All told, National Australia’s first-half earnings fell 17 percent to US$1.21 billion. The results lagged the 9 percent profit increase to US$708 million for ANZ and the 3 percent increase to US$670 million for Westpac. “In the last two 6- month periods, we have not done as well as we wished,” says Cicutto of his European results.
Cicutto says National Australia’s profile in Britain will rise when Stewart comes on board in August. Even now, its influence is bigger than its collection of banks indicates. In a December address to the British Bankers’ Association, he said National Australia’s assets in Britain totaled £37 billion. U.K. profit for the year ended in September was £541 million—a quarter of the bank’s total earnings. “A valuation based on this latest profit and using market-based multiples would place our combined U.K. banks at number 41 in the FTSE 100” in terms of market value, he told the bankers.
Hunter says Cicutto’s calculations are fair. “They would certainly be inside the top 50 companies,” he says.
If Cicutto’s rivals are concerned, they aren’t saying so. Fred Goodwin, CEO of Royal Bank of Scotland and former chief executive of both Clydesdale and Yorkshire banks, declined to comment on Cicutto’s statement.

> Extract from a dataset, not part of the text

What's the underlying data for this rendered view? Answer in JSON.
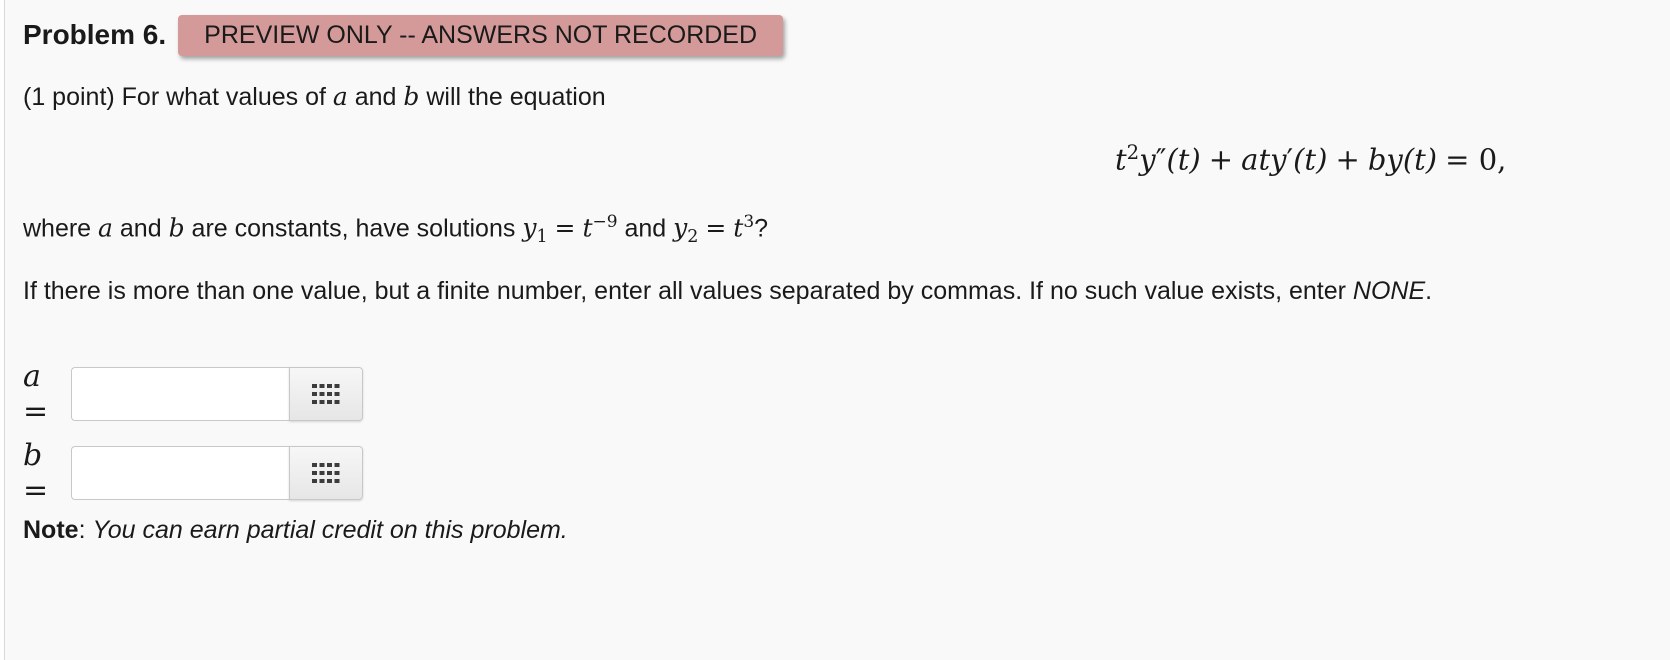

Spokesmen for Abbey National, Barclays, HBOS, HSBC and Lloyds refused to discuss National Australia.
Investors remain skeptical about Cicutto’s prospects in the U.K. “They are underrepresented in the south of England, and it will be very difficult for them to grow organically,” says Neil Margolis, Sydney-based investment manager at Alliance Capital Management Ltd., who helps manage US$2.6 billion of Australian stocks. “If they have a competitive avantage, we need to know where it is.”
Some Britons in southern England say they’d do business with National Australia’s small banks. Trevor Millington, a 44-year-old lawyer with homes in London and the coastal re- sort of Brighton, says he’d consider changing his £135,000 mortgage to get a better deal. “I switched to Cheltenham & Gloucester [part of Lloyds] to get a preferential rate for new customers,” he says. “When that expires next year, I’ll look again. I know National Australia has worldwide clout. If these guys can offer a more favorable deal, I’ll certainly consider it.”

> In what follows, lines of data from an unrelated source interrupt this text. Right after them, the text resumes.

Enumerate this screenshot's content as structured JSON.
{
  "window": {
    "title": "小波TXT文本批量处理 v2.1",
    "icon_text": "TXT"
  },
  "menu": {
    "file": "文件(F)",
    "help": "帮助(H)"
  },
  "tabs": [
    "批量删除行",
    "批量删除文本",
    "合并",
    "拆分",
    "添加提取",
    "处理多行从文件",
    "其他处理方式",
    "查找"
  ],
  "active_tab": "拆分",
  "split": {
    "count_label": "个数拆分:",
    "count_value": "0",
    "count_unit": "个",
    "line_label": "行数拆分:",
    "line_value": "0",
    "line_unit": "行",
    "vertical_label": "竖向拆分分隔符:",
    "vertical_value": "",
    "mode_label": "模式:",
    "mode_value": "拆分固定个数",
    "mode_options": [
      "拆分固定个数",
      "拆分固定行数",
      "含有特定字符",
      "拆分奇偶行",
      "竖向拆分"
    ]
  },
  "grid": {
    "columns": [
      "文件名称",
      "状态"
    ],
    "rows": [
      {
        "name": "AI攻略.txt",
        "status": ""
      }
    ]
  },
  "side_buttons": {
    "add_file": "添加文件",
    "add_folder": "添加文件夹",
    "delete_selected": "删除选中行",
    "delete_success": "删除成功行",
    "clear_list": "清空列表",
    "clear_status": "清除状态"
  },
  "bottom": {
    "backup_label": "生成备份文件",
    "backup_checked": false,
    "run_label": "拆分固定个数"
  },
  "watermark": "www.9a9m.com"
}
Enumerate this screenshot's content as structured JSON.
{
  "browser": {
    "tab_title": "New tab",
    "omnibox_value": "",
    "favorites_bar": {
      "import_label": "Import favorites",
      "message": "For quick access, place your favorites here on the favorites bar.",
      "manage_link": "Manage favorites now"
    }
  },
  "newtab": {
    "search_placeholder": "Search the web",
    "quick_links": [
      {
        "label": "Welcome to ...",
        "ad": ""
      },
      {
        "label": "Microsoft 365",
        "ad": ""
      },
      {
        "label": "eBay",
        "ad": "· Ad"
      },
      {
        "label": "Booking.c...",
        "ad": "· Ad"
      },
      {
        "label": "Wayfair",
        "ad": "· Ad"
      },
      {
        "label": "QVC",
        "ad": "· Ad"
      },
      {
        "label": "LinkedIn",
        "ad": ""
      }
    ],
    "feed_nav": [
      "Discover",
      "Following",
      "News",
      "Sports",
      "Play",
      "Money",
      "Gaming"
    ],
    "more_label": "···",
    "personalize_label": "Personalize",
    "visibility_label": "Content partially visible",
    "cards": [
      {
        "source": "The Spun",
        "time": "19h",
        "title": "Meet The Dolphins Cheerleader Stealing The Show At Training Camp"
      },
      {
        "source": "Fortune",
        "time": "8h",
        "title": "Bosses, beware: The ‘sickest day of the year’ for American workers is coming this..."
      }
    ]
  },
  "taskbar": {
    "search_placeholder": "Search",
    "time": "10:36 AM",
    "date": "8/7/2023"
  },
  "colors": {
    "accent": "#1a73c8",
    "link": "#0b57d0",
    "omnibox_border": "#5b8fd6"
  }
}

Millington says he probably won’t abandon his checking and savings accounts with HSBC. “I’ve heard a lot of horror stories about people who switch bank accounts,” he says. “It’s just too much trouble.”
With the HomeSide saga behind him, Cicutto says, there will be no such retreat from Britain. “Our franchises will compete more vigorously than they have ever done in the past,” he says.

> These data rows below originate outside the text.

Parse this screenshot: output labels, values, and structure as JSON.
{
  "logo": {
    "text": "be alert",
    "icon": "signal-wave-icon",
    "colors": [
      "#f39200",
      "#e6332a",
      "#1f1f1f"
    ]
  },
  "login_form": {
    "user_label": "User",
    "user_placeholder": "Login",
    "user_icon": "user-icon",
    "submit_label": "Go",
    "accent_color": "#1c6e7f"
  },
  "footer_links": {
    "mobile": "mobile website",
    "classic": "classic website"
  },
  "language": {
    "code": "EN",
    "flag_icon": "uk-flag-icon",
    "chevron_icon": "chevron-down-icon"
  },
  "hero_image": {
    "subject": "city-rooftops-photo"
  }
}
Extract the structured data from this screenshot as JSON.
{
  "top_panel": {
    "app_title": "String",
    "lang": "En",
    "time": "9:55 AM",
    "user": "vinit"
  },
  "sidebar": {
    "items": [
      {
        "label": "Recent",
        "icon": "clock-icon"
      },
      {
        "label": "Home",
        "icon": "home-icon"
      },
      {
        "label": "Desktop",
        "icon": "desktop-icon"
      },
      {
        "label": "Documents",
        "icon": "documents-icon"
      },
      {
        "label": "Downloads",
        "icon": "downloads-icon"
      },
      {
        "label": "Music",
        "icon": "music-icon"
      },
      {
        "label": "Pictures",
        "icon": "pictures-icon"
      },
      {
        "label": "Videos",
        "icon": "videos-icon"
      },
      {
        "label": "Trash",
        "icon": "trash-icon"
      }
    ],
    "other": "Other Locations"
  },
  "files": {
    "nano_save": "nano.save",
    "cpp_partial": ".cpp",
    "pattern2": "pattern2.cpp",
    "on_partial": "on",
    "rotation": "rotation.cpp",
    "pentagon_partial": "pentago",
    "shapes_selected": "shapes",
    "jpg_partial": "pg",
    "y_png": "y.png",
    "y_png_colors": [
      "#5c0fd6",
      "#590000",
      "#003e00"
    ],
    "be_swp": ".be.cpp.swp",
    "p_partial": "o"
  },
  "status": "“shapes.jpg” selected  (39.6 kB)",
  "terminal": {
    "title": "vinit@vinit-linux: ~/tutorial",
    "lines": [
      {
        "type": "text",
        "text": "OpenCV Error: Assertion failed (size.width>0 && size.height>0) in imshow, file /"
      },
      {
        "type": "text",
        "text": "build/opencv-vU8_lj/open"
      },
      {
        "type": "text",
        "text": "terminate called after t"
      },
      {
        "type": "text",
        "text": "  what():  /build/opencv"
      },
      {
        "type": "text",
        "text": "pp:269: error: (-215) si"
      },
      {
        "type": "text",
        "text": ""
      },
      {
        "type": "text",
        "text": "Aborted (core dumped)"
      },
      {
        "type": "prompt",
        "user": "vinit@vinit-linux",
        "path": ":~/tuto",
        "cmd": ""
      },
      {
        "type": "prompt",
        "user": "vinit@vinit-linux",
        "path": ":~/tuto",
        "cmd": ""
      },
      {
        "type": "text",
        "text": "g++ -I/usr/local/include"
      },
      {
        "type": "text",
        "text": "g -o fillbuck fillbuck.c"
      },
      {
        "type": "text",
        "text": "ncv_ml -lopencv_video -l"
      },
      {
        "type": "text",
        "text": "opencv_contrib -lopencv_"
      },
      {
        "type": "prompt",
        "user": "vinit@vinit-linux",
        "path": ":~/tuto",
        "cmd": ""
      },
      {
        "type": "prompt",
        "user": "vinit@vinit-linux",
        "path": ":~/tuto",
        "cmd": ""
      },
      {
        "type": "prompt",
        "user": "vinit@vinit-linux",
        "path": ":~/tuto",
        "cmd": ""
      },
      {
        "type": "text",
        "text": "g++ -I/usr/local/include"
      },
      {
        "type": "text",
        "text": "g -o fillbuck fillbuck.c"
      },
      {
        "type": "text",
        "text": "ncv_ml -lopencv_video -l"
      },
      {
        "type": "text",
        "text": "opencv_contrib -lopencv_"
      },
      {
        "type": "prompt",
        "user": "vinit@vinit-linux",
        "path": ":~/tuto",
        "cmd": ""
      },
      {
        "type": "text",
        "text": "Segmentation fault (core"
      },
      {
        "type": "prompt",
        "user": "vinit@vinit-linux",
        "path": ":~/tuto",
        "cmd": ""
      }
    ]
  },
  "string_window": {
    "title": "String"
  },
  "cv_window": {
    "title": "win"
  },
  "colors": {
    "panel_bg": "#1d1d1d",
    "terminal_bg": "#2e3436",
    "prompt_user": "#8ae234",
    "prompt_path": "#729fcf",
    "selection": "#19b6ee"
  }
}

As a cricketer, Cicutto realized early on he didn’t have the skills to make it onto the Australian team. “I played club crick- et, and I had to work very hard to maintain that level,” he says.
Reaching the top of National Australia Bank management, he says, was also beyond his wildest expectations. He’s yet to discover whether he’ll end up on a winning international team.